The four-movement form of the trios follows the Germanic model of his contemporaries Schumann and Brahms with a sound world somewhere between Mendelssohn and Schumann. Unlike Lalo’s orchestral and concertante works which I often find too predictable and sweet-toothed for my taste, these engaging and colourful piano trios have an enormous vitality, combined with a certain grittiness which took me by surprise. The only drawback for me is Lalo’s failure to state memorable themes, which is probably the reason that these works have not remained in the repertoire unlike those piano trios of Mendelssohn, Schumann and Brahms.

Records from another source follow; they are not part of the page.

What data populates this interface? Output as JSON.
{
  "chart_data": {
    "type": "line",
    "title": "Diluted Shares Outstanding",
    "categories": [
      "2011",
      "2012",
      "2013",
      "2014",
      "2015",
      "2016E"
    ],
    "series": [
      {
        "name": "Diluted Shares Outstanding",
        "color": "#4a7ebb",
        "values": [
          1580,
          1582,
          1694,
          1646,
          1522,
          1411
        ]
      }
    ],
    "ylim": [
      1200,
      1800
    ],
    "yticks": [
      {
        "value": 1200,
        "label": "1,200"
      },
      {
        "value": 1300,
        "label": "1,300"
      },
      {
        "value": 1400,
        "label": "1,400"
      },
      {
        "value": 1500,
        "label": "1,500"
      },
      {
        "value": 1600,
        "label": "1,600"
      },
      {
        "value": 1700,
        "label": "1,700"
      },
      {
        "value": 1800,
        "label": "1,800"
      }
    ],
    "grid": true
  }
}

The talented Trio Parnassus are most persuasive, conveying a marvellous spirit which gives sparkle and joy to the proceedings. I particularly like how the players demonstrate an attentive ear for one another together with enviable individual élan. Chai Chow is a marvellous chamber pianist, always in control, leading the trio forward with tremendous assurance. We are not informed what make of piano Chai Chow is playing but the tone is superb. This is heard to great effect in the finale of the Piano trio No. 1, on track 4, point 0:46. The string players too give really fine performances, clearly relishing the challenge, offering a gorgeous sound and marvellously in tune. A fine example of their beautiful string playing is heard in the allegro sectionof the Piano Trio No. 2, on track 5, first from cellist Michael Gross at point 1:35, shortly followed by the violin of Wolf-Dieter Steicher at point 1:57.

I am familiar with the only two comparative versions of these three piano trios that I understand to be currently available in the catalogue. There is a version from the Trio Salomon on Meridian CDE84437 and secondly a superior set of the two from the Barbican Trio on ASV CDDCA899. Neither of the Meridian and ASV recordings can, I feel, compete with the style and vitality of this version from the Trio Parnassus, which I now consider to be the premier recommendation.

This was recorded back in 1992 and although we are not told I would guess that these works may have been previously released. I have come across the Trio Parnassus on record a couple of times previously and they are clearly a most talented ensemble giving impressive readings of these attractive Lalo works. The sound quality from MDG is very fine, if just lacking a touch of transparency at the expense of warmth and the booklet notes are informative but perhaps, somewhat too technical in parts.

This is a most beautiful and appealing release, guaranteed to please chamber music lovers.